DeepForest is primarily designed for individual tree detection. The training data, the evaluation routine, and the visualization tools are all geared towards this aim. However, the underlying engine (keras-retinanet) is agnostic to the number of classes. This means that users who want to experience with multi-class models may do so at their own risk. It is not known how well RGB data can be used to predict tree classes, but recent research suggests it is possible. For those interested in multiple classes a few words of intuition. Please note that these are all hypotheses at this point, much more work is needed to validate the best way forward.

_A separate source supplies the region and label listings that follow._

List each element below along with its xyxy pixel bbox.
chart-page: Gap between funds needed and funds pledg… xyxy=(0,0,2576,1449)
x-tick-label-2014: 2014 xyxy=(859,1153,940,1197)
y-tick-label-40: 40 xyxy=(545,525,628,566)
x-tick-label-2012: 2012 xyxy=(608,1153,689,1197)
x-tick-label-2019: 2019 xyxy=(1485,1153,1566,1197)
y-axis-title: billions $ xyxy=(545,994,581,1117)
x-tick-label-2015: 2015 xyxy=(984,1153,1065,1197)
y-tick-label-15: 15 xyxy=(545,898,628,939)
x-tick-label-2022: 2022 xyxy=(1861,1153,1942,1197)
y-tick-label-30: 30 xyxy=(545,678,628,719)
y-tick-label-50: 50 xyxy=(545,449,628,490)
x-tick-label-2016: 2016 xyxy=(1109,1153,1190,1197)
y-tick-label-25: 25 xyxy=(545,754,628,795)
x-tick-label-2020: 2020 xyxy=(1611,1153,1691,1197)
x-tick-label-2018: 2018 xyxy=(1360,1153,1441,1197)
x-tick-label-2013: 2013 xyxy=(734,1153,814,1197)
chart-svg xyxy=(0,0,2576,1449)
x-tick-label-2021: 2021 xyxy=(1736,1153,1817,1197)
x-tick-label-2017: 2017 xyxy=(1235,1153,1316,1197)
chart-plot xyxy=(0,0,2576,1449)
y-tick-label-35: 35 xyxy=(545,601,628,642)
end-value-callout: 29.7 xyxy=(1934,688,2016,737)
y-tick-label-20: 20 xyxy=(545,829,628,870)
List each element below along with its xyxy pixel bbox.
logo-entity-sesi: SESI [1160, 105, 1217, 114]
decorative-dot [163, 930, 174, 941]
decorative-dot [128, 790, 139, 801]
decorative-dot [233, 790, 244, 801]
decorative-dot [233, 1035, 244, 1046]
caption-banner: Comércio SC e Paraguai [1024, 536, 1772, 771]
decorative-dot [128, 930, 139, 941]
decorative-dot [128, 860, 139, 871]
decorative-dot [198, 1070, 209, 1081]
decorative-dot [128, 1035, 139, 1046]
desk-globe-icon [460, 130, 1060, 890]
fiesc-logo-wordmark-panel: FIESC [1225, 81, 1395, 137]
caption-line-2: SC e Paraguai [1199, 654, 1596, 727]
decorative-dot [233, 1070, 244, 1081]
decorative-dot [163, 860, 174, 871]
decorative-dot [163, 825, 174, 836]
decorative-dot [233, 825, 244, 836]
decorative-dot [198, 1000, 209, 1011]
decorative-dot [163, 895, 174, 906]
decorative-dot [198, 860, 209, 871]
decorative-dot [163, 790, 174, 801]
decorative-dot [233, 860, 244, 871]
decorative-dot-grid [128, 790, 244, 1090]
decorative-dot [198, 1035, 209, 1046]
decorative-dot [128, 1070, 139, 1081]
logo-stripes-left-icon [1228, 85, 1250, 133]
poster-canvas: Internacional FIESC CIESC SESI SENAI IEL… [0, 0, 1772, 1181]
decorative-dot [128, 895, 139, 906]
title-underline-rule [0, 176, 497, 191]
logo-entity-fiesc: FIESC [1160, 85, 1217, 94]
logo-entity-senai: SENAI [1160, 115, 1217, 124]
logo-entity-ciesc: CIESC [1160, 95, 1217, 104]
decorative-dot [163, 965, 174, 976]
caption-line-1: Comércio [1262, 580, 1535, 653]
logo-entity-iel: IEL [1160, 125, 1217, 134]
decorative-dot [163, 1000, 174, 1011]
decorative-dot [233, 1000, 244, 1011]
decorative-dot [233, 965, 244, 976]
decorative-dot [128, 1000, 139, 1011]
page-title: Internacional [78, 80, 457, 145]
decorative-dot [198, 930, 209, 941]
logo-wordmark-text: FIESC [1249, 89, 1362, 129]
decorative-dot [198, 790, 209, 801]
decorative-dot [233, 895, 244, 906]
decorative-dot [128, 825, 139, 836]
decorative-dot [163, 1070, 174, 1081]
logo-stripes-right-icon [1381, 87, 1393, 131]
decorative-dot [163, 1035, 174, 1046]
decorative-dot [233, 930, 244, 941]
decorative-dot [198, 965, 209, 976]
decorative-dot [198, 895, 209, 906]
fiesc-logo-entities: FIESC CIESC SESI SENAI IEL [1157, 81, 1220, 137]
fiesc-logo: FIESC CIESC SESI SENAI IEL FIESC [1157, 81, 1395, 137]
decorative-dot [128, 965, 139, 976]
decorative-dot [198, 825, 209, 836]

- Label every tree in your image, regardless of classes
Deepforest learns on a per image basis. Therefore if you have trees in an image that belong to a class, but are not labeled, you are confusing the network and will get poor performance. Field-collected data are often incomplete, with some trees labeled and other trees unlabeled. If so, consider (#3) and try to use a cascaded network strategy. If you are labeling the image by hand, we anticipate a two class model of “Target Species” and “Other” will perform better than simply labeling the target species. It is worth trying both approaches, but I would anticipate it being more effective and in line with existing model weights.
- Multi-class losses will take longer to train.
Finetuning of the prebuilt model often takes only a few epochs (5-10). I anticipate that a multi-class model will take many epochs (>100) to both learn the spatial position of the tree, and its target class. If you are monitoring the losses in comet or looking at the deepforest.plot_curves(), I anticipate that the bounding box regression loss will drop significantly before the class loss.
- Consider a cascaded network to separately predict classes and trees.
An alternative strategy is to first use DeepForest is delineate trees, and then feed these crops into a 2nd neural network for classification. This may be an easier way of dealing with incomplete labels.